The video above is a really good animation to help you visualise what is happening 100 trillion times per second in your body. The process can be split into two main parts; transcription and translation, which are summarised below.



  1. DNA-helicase unzips the DNA, exposing it.
  2. The exposed base sequence is used as a template for free RNA nucleotides. Activated RNA nucleotides (ones with 2 extra phosphoryl groups)  temporarily hydrogen bond onto the template strand of DNA (leaving the coding strand unchanged). RNA polymerase catalyses this reaction, and the extra phosphoryl groups are released, producing energy for the bonding of adjacent nucleotides.
  3. The mRNA, which is a copy of the coding strand (with T replaced by U), passes out of the nucleus, via a pore in the nuclear envelope, to a ribosome.



  1. The mRNA molecule binds with a ribosome. Two codons are attatched to the smaller subunit of the ribosome, and are therefore exposed to the larger subunit. The first codon is always AUG, and so a tRNA molecule with anticodon UAC and amino acid mathionine hydrogen bonds to the codon.
  2. A second tRNA molecule with a different amino acid and complementary anticodon binds to the second codon.

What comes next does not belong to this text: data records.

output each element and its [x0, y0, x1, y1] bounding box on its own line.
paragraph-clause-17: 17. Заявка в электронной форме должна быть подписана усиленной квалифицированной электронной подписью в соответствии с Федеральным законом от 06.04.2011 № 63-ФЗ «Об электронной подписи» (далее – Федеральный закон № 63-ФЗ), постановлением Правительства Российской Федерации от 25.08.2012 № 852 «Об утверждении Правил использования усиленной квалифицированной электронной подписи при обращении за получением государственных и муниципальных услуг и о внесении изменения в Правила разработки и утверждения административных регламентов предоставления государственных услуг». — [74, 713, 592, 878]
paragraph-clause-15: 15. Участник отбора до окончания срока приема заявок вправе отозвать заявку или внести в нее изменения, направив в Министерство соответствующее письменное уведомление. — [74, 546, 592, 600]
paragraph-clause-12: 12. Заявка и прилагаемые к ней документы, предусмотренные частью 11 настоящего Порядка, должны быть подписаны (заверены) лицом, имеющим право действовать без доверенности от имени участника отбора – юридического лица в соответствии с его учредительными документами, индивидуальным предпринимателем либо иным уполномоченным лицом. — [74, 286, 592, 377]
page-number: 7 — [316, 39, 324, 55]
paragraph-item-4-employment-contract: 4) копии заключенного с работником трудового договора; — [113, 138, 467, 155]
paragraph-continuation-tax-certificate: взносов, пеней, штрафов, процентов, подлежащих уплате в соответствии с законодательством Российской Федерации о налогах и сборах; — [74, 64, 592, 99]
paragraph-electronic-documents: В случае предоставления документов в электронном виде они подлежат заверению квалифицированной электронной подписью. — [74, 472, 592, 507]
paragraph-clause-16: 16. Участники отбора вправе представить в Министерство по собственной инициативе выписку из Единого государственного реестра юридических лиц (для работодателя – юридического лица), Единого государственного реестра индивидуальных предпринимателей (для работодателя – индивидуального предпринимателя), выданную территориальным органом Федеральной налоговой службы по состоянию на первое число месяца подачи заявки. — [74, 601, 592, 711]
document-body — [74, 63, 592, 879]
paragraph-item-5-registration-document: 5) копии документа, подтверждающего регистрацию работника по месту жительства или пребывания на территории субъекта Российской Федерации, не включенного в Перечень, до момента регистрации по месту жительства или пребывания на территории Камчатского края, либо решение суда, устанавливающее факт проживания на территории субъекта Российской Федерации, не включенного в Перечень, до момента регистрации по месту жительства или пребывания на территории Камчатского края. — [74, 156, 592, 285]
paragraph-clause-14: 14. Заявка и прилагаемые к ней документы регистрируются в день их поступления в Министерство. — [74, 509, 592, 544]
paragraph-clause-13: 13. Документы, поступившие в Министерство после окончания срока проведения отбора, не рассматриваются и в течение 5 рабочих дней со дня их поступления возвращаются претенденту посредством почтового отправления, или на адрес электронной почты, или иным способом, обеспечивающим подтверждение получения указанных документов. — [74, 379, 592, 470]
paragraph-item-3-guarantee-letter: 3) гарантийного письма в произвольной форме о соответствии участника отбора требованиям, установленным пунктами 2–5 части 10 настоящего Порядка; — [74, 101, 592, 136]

  3. The two adjacent amino acids are joined together by a peptide bond, the reaction being catalysed by an enzyme in the small ribosomal subunit.
  4. The ribosome moves along the mRNA, and a third tRNA molecule brings another amino acid, whoch forms a peptide bond with the dipeptide. The first tRNA is then released to bring another amino acid to the ribosome.
  5. The polypeptide chain continues to grow in this way until a stop codon is reached. The stop codon works because there is no tRNA for the codons UAA, UAC or UGA.
  6. The polypeptide is released and assumes its secondary and tertiary structure.